If the QPL_FLAG_START_NEW_BLOCK flag is not used, then the table pointed to in the job structure must be the same as those used by the previous job. If the tables are changed without signaling the library with the appropriate flags, the resulting bit-stream will not be valid.

Attention

The current implementation does not support canned compression across multiple jobs, thus canned compression jobs must specify the flags QPL_FLAG_FIRST | QPL_FLAG_LAST.

Structure of Compressed Data#

Dynamic Blocks#

On the hardware_path, the data from one job will be compressed as a single dynamic block when the data is compressible, or as multiple stored blocks when the data is incompressible. The data from one job may be compressed as multiple dynamic blocks on the software path.

Static Blocks#

The structure of compressed data using static compression is similar to what was described in Fixed Blocks, except that there can be multiple static blocks between stored blocks due to the change of a Huffman table using QPL_FLAG_START_NEW_BLOCK.

Canned#

Canned compression only writes the body of one static block to the output buffer. If the input data is incompressible, even when the size of the output buffer is enough for a stored block, the library returns the QPL_STS_MORE_OUTPUT_NEEDED status.

Compression Output Overflow#

If the compressed output does not fit into the output buffer (e.g., a bad Huffman table is provided by the application, causing data to expand in a static compression), the library attempts to copy the input data into the output stream as a series of stored blocks. When the stored blocks fit into the output buffer, the library writes them to the output buffer and returns the successful QPL_STS_OK status. If the stored blocks do not fit, the library returns the QPL_STS_MORE_OUTPUT_NEEDED status and the compression fails.

Attention

Currently, Intel QPL does not have an API to return maximum compressed size for a given source size. To avoid getting QPL_STS_MORE_OUTPUT_NEEDED for incompressible source data, users are suggested to use an output buffer with a size slightly larger than the size of the input buffer so that it can accommodate the additional headers for stored blocks.
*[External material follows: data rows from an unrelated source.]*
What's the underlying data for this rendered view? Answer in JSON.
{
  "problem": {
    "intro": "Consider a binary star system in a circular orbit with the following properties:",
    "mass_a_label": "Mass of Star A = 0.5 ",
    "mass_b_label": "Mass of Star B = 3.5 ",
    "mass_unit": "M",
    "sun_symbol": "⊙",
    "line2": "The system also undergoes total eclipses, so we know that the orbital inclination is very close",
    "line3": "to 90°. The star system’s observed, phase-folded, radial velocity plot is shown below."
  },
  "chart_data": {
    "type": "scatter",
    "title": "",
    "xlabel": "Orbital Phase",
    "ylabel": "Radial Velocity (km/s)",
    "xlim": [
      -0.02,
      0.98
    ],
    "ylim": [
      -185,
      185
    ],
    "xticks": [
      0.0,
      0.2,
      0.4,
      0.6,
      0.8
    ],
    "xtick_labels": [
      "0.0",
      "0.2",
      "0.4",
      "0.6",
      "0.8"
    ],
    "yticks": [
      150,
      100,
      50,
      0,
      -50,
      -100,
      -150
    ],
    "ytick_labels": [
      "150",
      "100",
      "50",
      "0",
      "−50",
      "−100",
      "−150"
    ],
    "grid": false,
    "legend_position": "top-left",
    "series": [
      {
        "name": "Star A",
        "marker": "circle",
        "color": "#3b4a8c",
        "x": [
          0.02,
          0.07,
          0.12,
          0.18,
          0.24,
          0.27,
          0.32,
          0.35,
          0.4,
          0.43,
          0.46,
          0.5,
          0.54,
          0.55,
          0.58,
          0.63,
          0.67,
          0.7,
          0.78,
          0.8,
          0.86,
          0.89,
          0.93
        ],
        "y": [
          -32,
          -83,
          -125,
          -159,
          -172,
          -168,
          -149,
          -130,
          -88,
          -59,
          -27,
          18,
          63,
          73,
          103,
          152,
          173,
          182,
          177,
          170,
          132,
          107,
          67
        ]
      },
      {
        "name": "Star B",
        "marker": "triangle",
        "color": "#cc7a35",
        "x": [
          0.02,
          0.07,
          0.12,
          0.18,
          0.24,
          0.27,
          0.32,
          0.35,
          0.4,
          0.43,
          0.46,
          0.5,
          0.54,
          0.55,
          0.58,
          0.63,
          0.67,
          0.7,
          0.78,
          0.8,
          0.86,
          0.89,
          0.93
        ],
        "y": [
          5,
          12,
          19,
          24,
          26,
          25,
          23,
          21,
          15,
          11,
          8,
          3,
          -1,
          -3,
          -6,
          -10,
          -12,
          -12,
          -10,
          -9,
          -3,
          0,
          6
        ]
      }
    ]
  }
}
This suggestion does not apply to canned compression (see Canned).

Compression Verification#

By default, the library will verify the correctness of the generated compressed bit stream. The library decompresses the resulting bit stream, and then checks that the CRC of the decompressed data matches the CRC of the original data. If the user does not want to pay the additional performance cost for verification, the step can be skipped with the QPL_FLAG_OMIT_VERIFY flag.

Attention

Currently verification is not performed for Huffman-only compression on the hardware path. For more information on Huffman-only, see Huffman-Only Compression and Decompression.

Warning

Currently compression verification on the software path only works with indexing and data of size smaller than 32 KB in other modes.